# Конфигурация в басах



## bayanistka (25 Окт 2011)

Друзья, если вы знакомы с данной конфигурацией в басах, то дайте знать, как правильно овладеть и этой системой.ll


----------



## БАЯННЫЙ МАСТЕР (28 Окт 2011)

Именно такое вижу впервые, но слышал что и не такое бывает. Подозреваю в практичности этой басовой системы. Что то подобное было в старых Guilietti, но там был конвертер, тут его не вижу.


----------



## IgorO2002 (29 Окт 2011)

Система похожа на старые Hohner аккордеоны. Первые три ряда выборка, я потом готовый или "квинтовая" система, когда выборка расположена не полутонами, а квинто-квартовым способом. Найдёте самоучители у себя на "Родине" bayanistka. Только там и в Австралии, также пару человек в Европе умеют играть на этой системе. Удачи в поиске.


----------



## zet10 (29 Окт 2011)

Жутко не удобная система!
Первые три ряда идут выборка,причем зеркальная!
В свое время М.Элегард играл на такой системе.
У меня был такой "Хохнер",играть на нем было смерти подобно...и еще очень тяжелый левый полукорпус,т.к. очень напичкан.
Вобщем и врагу не пожелаешь.Переделывать же такой инструмент нет ни какого смысла да и дорого!


----------



## bayanistka (29 Окт 2011)

Инструмент не мой. Его купил один товарищ из Германии, на аукционе Ebay, заплатил за него около 1000 евро...думая что это "крутой и навороченный", но играть на нём не может.


----------



## НГП (30 Окт 2011)

Купить в Баумаркте мини-сварку, отвёртки, набор плоско- и круглогубцев (за всё максимум 100-150 евро), и перетасовать кнопки как надо.
Сначала надо потренироваться на чём-нибудь подешевле.


----------



## zet10 (30 Окт 2011)

НГП писал:


> Сначала надо потренироваться на чём-нибудь подешевле.

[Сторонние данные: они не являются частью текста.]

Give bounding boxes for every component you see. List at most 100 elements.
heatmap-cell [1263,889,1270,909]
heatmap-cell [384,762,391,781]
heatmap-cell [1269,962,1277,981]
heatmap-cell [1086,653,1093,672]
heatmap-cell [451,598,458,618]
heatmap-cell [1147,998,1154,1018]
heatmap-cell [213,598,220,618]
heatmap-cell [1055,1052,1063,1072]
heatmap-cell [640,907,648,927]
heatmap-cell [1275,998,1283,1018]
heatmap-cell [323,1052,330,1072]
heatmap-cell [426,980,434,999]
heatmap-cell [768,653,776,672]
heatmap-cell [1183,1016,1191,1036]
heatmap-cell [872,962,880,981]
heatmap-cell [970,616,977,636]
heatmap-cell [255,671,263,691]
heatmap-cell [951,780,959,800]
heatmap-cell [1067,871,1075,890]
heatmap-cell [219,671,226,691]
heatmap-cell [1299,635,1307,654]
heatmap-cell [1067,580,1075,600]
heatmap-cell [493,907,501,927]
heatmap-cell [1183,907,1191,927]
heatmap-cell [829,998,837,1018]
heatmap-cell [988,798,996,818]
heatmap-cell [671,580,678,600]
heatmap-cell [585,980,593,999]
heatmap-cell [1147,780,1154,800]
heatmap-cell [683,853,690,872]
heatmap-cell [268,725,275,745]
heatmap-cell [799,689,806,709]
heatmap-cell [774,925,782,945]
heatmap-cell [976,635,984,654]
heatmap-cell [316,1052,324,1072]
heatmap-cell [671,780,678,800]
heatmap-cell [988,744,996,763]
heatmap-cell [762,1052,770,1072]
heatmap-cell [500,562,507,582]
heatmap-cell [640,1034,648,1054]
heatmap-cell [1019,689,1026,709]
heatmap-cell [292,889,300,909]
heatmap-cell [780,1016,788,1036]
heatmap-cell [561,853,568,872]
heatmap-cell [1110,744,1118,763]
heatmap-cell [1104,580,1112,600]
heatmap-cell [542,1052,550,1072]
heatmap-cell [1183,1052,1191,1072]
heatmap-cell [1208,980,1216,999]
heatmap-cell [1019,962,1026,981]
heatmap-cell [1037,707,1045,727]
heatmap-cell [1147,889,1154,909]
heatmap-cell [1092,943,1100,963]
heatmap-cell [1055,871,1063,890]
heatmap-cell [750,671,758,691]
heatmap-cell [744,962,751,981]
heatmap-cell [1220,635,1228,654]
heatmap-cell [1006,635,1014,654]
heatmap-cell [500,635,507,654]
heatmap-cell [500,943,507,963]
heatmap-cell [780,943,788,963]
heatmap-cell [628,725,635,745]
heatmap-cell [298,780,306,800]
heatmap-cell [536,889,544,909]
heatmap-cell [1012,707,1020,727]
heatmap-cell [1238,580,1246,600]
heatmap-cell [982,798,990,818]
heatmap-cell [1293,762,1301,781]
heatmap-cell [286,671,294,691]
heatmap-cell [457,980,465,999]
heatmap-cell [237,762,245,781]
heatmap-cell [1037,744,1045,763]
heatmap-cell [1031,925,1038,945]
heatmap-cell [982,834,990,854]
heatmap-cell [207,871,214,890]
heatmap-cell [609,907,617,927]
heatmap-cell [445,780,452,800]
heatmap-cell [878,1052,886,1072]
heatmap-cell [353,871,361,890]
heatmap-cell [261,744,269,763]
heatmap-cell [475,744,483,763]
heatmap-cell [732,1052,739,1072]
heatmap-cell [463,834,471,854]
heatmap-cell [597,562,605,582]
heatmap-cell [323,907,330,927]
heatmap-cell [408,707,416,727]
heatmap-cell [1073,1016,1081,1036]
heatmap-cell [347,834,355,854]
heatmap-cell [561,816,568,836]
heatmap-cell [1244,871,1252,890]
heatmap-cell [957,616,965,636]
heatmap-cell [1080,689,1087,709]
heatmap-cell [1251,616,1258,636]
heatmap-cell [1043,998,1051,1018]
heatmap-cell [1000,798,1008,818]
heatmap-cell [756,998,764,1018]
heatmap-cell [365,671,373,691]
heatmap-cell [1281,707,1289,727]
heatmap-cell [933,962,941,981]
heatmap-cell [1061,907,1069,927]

На кошках наверное,как герой известного фильма.
А потом несут подобную "кулибинщину" в ремонт и там еще раза в три вкладываются.Наверное для тех кому не чем себя занять очень оригинальное времяприпровождение, ну и как всегда они опять смогут "СЭКОНОМИТЬ"))


----------



## bayanistka (30 Окт 2011)

Добавлю, что на том "чудо-итальянце" все басы настроены в разлив, "плывут" конкретно, похоже по-французски. А в правой- пятиголосие, с дрбавочным кларнетом.!


----------